Drove down from Detroit on showday. Had a crew of out-of-towners rolling with me who bought into all my Blossom hype. No pressure, Phish. @Dianna_2Ns and @Noahitall had flown to Detroit the night before and after a quick detour to scoop our buddy Brinks at the Akron airport, we we made our way to the lot. It didn’t take long before our pockets were full of all the essentials for the weekend. Nobody wants to be shopping at Alpine Valley. We also managed to get in some preshow chills with the helmeted one himself.
First set was solid. Cool song selection and a strong finish with quality versions of “It’s Ice” and “Bathtub Gin.” The “Gin” closer in particular brought the house down. Great peak and a much needed burst of energy before setbreak.
Set two opens with “Chalk Dust Torture” and the band continues the trend of finishing a type 1 “CDT” and then relaunching into type 2 territory. A big space opens immediately and Trey fires up the Mutron and takes a nice solo. At 8:40, he breaks down into one of those beautiful melodies that he provided so many times last summer and the table is set for the next several minutes of improv. This style has become known in some circles (or maybe just my circle) as “glass half full jamming.” It is impossible to think a negative thought when TraeBae is locked into one of these majestic licks.
Trey sticks to the melody for a bit, allowing the rest of the band to build the sound behind him. At 11:20, they lock into a theme straight out of the Northerly “Wedge” and it’s Paradise City all over again. Relaxed soloing by Trey with Page putting all the right notes in the holes. What a peak!
Trey lets a chord ring out to end it and the move to “Tweezer” is on immediately. Page goes to the clav and we get real spacey, real fast. Fish injects some energy at 14:40 and Trey and Page get metal. Mike is the first to fully move to “Tweezer” at around 15:30 and he times it just right for the rest to follow him effortlessly. Great job everybody!
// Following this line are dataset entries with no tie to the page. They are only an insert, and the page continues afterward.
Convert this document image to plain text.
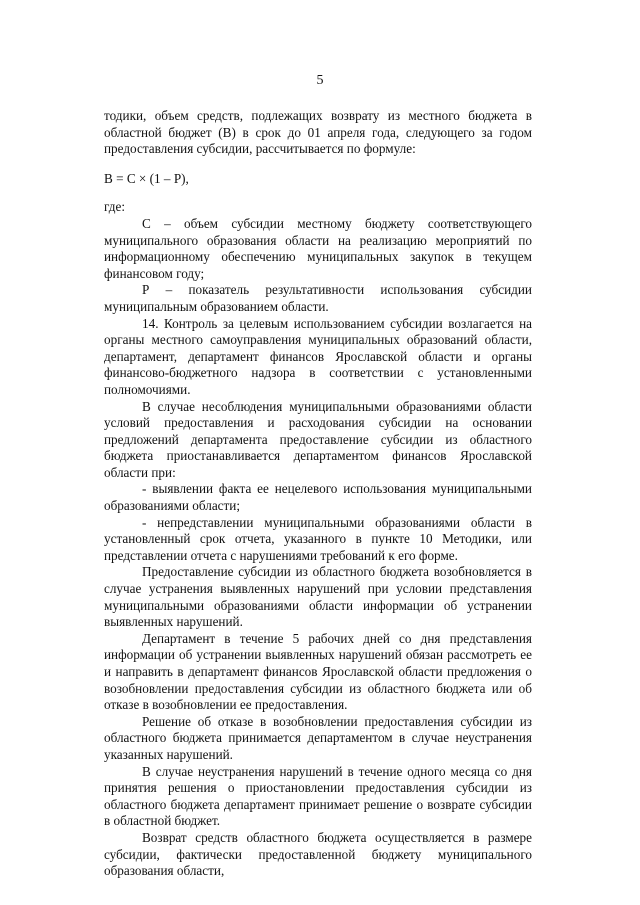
5

тодики, объем средств, подлежащих возврату из местного бюджета в областной бюджет (В) в срок до 01 апреля года, следующего за годом предоставления субсидии, рассчитывается по формуле:

В = С × (1 – Р),

где:

С – объем субсидии местному бюджету соответствующего муниципального образования области на реализацию мероприятий по информационному обеспечению муниципальных закупок в текущем финансовом году;

Р – показатель результативности использования субсидии муниципальным образованием области.

14. Контроль за целевым использованием субсидии возлагается на органы местного самоуправления муниципальных образований области, департамент, департамент финансов Ярославской области и органы финансово-бюджетного надзора в соответствии с установленными полномочиями.

В случае несоблюдения муниципальными образованиями области условий предоставления и расходования субсидии на основании предложений департамента предоставление субсидии из областного бюджета приостанавливается департаментом финансов Ярославской области при:

- выявлении факта ее нецелевого использования муниципальными образованиями области;

- непредставлении муниципальными образованиями области в установленный срок отчета, указанного в пункте 10 Методики, или представлении отчета с нарушениями требований к его форме.

Предоставление субсидии из областного бюджета возобновляется в случае устранения выявленных нарушений при условии представления муниципальными образованиями области информации об устранении выявленных нарушений.

Департамент в течение 5 рабочих дней со дня представления информации об устранении выявленных нарушений обязан рассмотреть ее и направить в департамент финансов Ярославской области предложения о возобновлении предоставления субсидии из областного бюджета или об отказе в возобновлении ее предоставления.

Решение об отказе в возобновлении предоставления субсидии из областного бюджета принимается департаментом в случае неустранения указанных нарушений.

В случае неустранения нарушений в течение одного месяца со дня принятия решения о приостановлении предоставления субсидии из областного бюджета департамент принимает решение о возврате субсидии в областной бюджет.

Возврат средств областного бюджета осуществляется в размере субсидии, фактически предоставленной бюджету муниципального образования области,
Nothing fancy through the song portion of “Tweezer” and the jam opens up in a quiet, jazzy space. Trey plays some staccato licks and Fish takes over. Killer fills, block hits, straight up beat wizardry leading us on a space funk dance party. As the jam progresses it stays dark. Trey really leans into this one around 25:30 and you better hide your marbles because Big Red is coming to steal them.
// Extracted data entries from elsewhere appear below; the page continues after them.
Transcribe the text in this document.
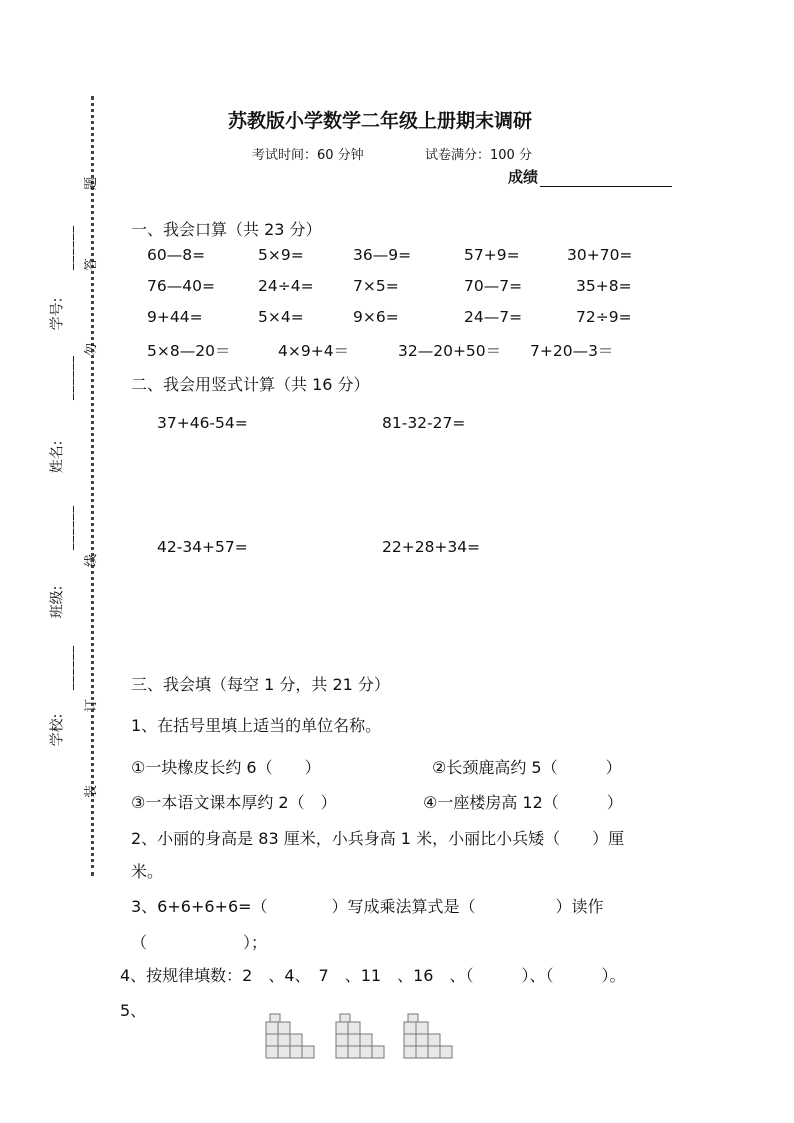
学号:
______
姓名:
______
班级:
______
学校:
______
题
答
勿
线
订
装
苏教版小学数学二年级上册期末调研
考试时间：60 分钟	试卷满分：100 分
成绩
一、我会口算（共 23 分）
60—8=	5×9=	36—9=	57+9=	30+70=
76—40=	24÷4=	7×5=	70—7=	35+8=
9+44=	5×4=	9×6=	24—7=	72÷9=
5×8—20＝	4×9+4＝	32—20+50＝ 7+20—3＝
二、我会用竖式计算（共 16 分）
37+46-54=	81-32-27=
42-34+57=	22+28+34=
三、我会填（每空 1 分，共 21 分）
1、在括号里填上适当的单位名称。
①一块橡皮长约 6（　　）	②长颈鹿高约 5（　　　）
③一本语文课本厚约 2（　）	④一座楼房高 12（　　　）
2、小丽的身高是 83 厘米，小兵身高 1 米，小丽比小兵矮（　　）厘
米。
3、6+6+6+6=（　　　　）写成乘法算式是（　　　　　）读作
（　　　　　　）；
4、按规律填数：2　、4、　7　、11　、16　、（　　　）、（　　　）。
5、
When Trey’s solo is finished, we end up in a quiet space with a lot of scratchy sounds looped in. Trey starts hitting a Ballroom Blitzy lick and Mike and Page get straight up evil. This glass is anything but half full. This grows into a very Zeppelin-sounding jam before dissolving into pre-Lizards space.
Yeah, they followed that with “Lizards.” And then “Makisupa>Ghost>Hood>Tweeprise”. Perfection in my book. What a great way to jump into tour, and there were so many highlights that followed. Can’t wait to read the rest of the posts as we count down to Minneapolis.
From Brandon:
I live in Detroit and listen to way too much Phish at thephish.fm/listen. My first show of 2016 is Wrigley2 but I am most excited to make my first trip to the Gorge this summer. I can’t narrow it down past my top 3 versions of 2001 but they are Assembly Hall ‘97, Lemonwheel and MSG ‘98.